I wanted so badly (so much that it physically hurt) to feel loved and have someone hold me and tell me that I was beautiful and that I was wanted; I craved that attention and I turned to the person who had covenanted to fulfill that need for me into the eternities-- only to be rejected. Not only that, but rejected for a plastic princess in a size double D bra prancing around in a video-- rejected for a movie and his own hand. I woke up every morning not knowing if that day my husband would want to be married to me or not, not knowing if his bad mood was because he was feeling guilty for indulging in pornography, not knowing if his good mood was because he masturbated in the shower, not knowing if he was imagining another woman while he was intimate with me-- not even caring as long as he was with me at all-- but caring ever so much. Wanting to know what he was thinking, feeling, wanting, seeing; not wanting to know anything at all.
I do not have to read Dante to know about hell and punishment. I lived it. The uncertainty. The see saw. Total annihilation day after day after day. The bullets coming from my own husband. Until I looked at the cars coming down the road in the opposite direction and sobbed because the only thing I wanted was to jerk my wheel, smash into one of them and stop feeling at all.

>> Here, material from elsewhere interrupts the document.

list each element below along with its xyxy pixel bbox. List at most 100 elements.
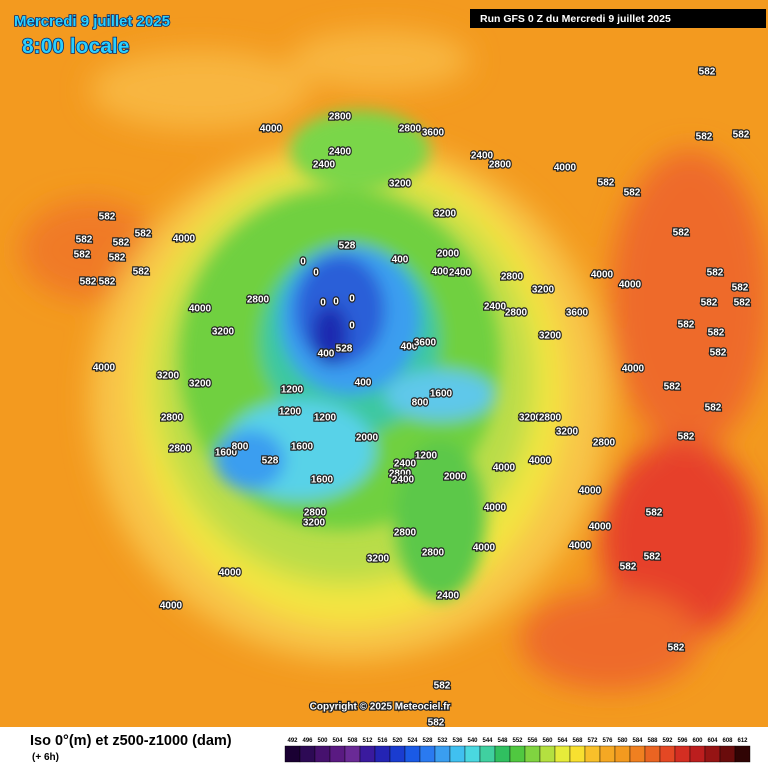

My memory of this time is warped around the agony I was experiencing. The following months were eternal. Each day was like the last yet every moment was different. Nobody knew what was happening in our lives-- we pretended. We pretended for the world, we pretended for our families, and sometimes we even pretended for each other and for ourselves. Most of the months following seem like one moment of prolonged misery with each memory running into the next. There were glimpses of happiness, but it was all on the surface. The end was rushing toward us ever faster.